On the other hand, vulgar consumption is rationalised in the name of entrepreneurship. The argument is that the poor are lacking the initiative and hence they are suffering. The value system has changed. Even the ethical behaviour is absent. Big is big building, big dam or big bank balance. Everything has come to revolve around money. The success is itself assessed in terms of assets you have. In this race, where ends justify the means, the common man has been crushed. There doesn’t seem to be any hope of his coming up.

Where is the hope when the indiscriminate privatisation is edging out the small and the weak from the system? It is going to be more ruthless in the days to come. The government is withdrawing from various sectors completely or partially. True, this lessens its liability. But what about the working conditions of those who have been thrown to the wolves?

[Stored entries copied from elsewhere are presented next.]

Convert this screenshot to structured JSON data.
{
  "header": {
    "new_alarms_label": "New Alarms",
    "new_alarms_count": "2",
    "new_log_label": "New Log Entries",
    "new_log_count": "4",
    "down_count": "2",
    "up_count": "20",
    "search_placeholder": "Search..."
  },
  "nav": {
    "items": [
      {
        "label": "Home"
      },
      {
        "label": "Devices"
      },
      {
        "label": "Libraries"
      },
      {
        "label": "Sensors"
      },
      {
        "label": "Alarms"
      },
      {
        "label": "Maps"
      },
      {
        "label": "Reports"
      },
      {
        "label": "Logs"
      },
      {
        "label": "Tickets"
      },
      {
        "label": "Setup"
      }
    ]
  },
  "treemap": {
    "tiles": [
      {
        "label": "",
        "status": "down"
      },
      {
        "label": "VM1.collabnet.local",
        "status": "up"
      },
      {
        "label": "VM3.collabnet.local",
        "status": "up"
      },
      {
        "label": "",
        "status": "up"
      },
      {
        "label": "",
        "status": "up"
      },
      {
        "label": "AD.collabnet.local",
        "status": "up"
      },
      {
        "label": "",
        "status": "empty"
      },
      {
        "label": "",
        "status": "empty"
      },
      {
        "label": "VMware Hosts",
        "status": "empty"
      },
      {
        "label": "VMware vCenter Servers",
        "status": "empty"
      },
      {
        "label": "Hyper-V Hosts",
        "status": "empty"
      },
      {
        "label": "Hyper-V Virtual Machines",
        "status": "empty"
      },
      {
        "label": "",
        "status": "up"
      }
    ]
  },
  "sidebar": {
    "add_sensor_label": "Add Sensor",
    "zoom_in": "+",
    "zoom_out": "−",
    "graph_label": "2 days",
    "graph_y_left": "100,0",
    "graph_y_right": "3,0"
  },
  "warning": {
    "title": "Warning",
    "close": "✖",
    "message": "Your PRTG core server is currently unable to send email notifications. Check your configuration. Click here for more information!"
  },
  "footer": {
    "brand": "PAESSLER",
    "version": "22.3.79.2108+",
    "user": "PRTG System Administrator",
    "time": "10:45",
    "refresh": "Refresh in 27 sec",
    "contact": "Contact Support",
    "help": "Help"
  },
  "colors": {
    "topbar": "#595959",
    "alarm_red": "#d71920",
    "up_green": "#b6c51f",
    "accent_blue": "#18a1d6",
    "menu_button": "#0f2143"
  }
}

The railways’ privatisation is one example. People in the countryside, still eking out existence from the shrinking tract of land they possess are suffering the most. Their output has gone down and the price of inputs has gone up. The support price leaves them with practically no margin. Still they are a proud lot. Unfortunately, they prefer suicide to the shame of insolvency. In the last few years, one hundred thousand farmers have taken their life. These are travails of development, some argue. But why should all the sacrifice and suffering be the fate of the common man? He gave his all during the independence movement. What about those who wallow in luxuries in every regime and in every clime?